Sur ce même ton de dénonciation, relèvent-ils, cinq syndicats du secteur de l'éducation ont dénoncé «l’utilisation abusive du droit de grève». La Fédération nationale des travailleurs de l’éducation (Fnte-ugta) et quatre autres syndicats autonomes accusent le Conseil national autonome du personnel enseignant du secteur ternaire de l’éducation (Cnapeste) d’entrave à l’aboutissement du nouveau statut des travailleurs de l’éducation, en décrétant une grève illimitée «alors que la commission mixte regroupant les représentants de dix syndicats est aux dernières retouches du texte portant l’amendement de l’avant-projet de loi du statut des travailleurs de l’éducation», dénonce M. Belamouri, président de la fédération Snapap de l’éducation, lors d’une conférence de presse tenue hier à Alger.

«Nous avons tenu, à la fin du mois de janvier, la 53e rencontre de la commission chargée d’élaborer des propositions relatives à la révision du statut. Les propositions de la commission s’orientent vers plus de justice et d’équité pour les catégories actuellement lésées, et cette tendance dérange ce syndicat qui a appelé à une grève illimitée», argumente le même syndicaliste.

Et d’ajouter que le débrayage illimité du Cnapeste serait motivé, selon cette alliance syndicale, par «la volonté de ce syndicat d’échapper à la présentation du bilan de sa gestion des œuvres sociales, comme le réclament les représentants des travailleurs du secteur».

«Le Quotidien d’Oran», quant à lui, estime que l’hostilité de toute la société face à l’impasse engendrée va certainement pousser le gouvernement à prendre des mesures pour interdire les grèves dans le secteur. Les représentants syndicaux ont dénoncé «l’opportunisme» de certains enseignants grévistes, qui n’ont pas hésité à assurer des cours particuliers dans des locaux commerciaux alors qu’ils sont grévistes au niveau de leurs établissements, indique-t-il.
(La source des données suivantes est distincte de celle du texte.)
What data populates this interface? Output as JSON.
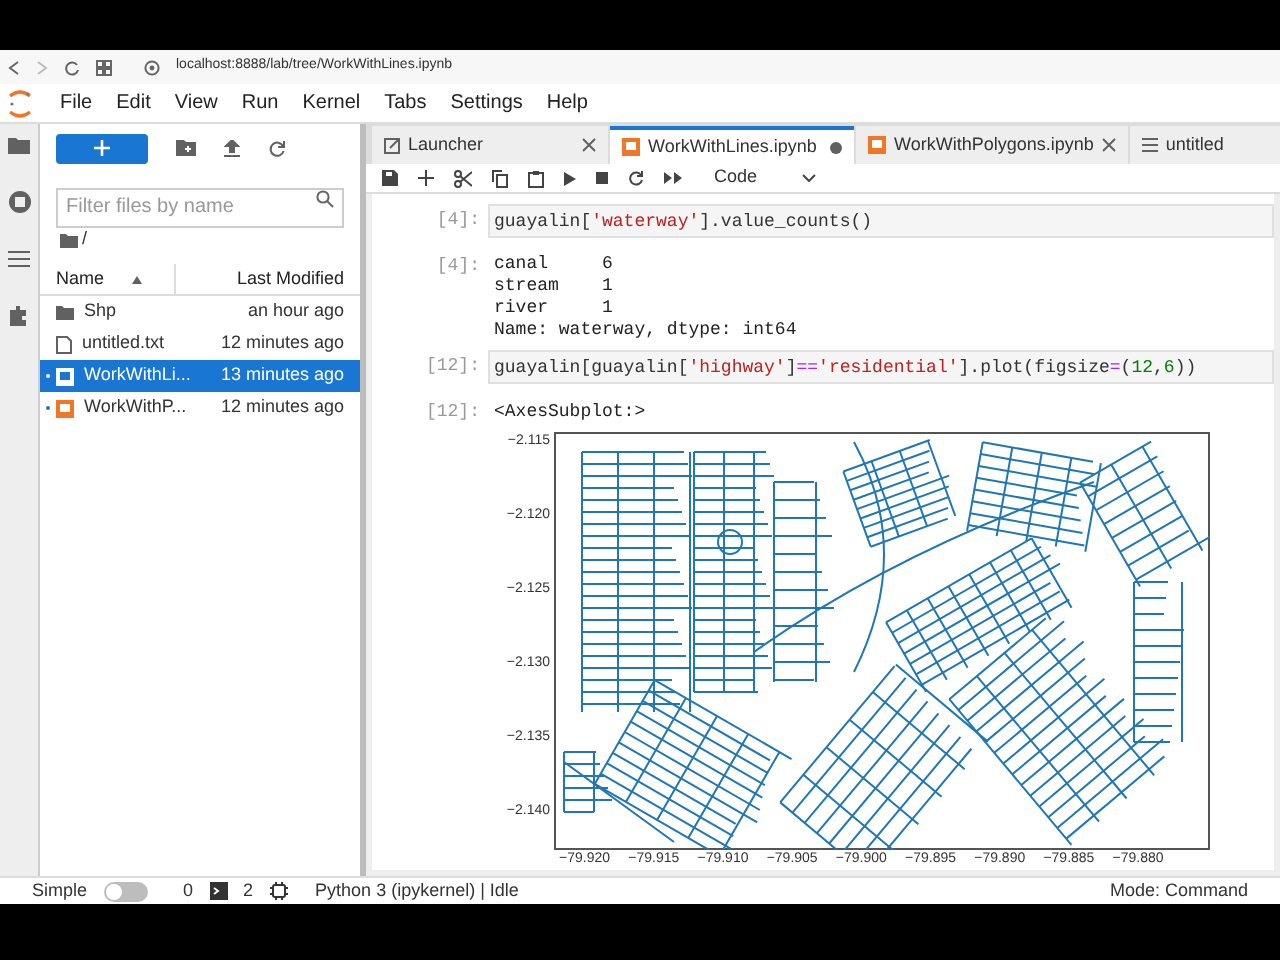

Son confrère «L’Expression» relève que sur le terrain, si aucune voix ne vient apaiser quelque peu la situation, l'absence de celles des députés est, de loin, la plus regrettable. Bien qu'élus pour légiférer, les membres de l'Assemblée nationale populaire ont également reçu mandat des citoyens-électeurs pour les représenter et parler en leur nom face au pouvoir exécutif, soutient la publication, arguant que ce rôle implique nécessairement une proximité dans l'action de nos élus et bien entendu une écoute permanente de l'ensemble des catégories sociales, avec en prime, un souci constant d'éviter une fracture profonde, susceptible de conduire à l'impasse. 

«Les députés font la sourde oreille», titre à sa Une le quotidien qui souligne qu’en tant qu'institution, l'Assemblée populaire nationale n'a pas jugé utile d'ouvrir un débat sérieux autour de cette question pour proposer une voie médiane entre les propositions des syndicats et celles de leurs ministères de tutelle respectifs.